Another major issue that Acclivus members and our partners will continue to fight for is the development of economic opportunity for community residents.  With the exceptions of barber shops, beauty salons and faith-based institutions, the majority of businesses are owned by people who are not from the community.  In far too many communities, there are numerous buildings, land and housing that are vacant.  In some communities land and buildings have been vacant for more than 20 years.  These are clearly communities without an economic plan that will benefit the community residents.   Elected officials, business leaders and stakeholders should have a goal to create and maintain a strong, vibrant local economy that will benefit community residents.   The plan should include jobs and businesses owned by people who are indigenous to the community. 

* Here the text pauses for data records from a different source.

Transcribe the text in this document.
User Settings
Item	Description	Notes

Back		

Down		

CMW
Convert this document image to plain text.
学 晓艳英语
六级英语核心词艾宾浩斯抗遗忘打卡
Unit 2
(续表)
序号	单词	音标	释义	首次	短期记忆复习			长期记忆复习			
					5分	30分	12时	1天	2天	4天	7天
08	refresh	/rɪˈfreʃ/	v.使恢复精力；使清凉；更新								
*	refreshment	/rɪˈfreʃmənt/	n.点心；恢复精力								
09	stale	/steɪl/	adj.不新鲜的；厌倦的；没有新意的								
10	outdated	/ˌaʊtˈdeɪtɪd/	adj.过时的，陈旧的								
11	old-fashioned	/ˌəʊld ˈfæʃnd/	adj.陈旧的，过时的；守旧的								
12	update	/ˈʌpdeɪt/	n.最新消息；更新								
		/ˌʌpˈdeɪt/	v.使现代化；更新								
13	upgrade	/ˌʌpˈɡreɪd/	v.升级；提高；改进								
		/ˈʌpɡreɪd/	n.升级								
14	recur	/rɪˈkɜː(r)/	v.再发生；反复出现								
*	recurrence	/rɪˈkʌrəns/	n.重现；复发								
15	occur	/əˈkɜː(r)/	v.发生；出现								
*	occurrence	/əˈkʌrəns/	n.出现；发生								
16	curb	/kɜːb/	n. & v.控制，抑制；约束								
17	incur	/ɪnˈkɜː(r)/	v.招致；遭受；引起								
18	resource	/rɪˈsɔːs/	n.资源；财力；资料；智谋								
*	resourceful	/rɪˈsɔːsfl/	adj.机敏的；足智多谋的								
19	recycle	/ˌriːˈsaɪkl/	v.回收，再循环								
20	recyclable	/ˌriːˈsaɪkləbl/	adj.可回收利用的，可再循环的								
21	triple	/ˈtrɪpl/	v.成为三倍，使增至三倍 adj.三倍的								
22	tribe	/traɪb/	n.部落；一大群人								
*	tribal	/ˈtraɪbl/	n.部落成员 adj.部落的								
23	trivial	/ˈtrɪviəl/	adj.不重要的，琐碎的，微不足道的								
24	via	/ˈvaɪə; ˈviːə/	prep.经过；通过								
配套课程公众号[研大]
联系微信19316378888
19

Instead what is occurring is our elected officials are looking to opportunists who are looking to come to the community with thoughts of profiting from the community without investing in the community.  Our communities need jobs and business opportunities both in the profit and nonprofit sector.   Since having the burden of a criminal record makes obtaining and maintaining stable employment difficult, there should be a special emphasis on business opportunities for former prisoners.   There needs to be a comprehensive project designed to train and support ex-prisoners in establishing and maintaining their own small businesses that will support them and their families.
The economic development plan should be able to support maintaining high quality education from community schools.  Schools that provide an inferior education are a precursor to a lifetime of troubles in the labor market for community residents. Housing including public housing should provide an attractive and safe dwelling for living for youth, adults, families and seniors.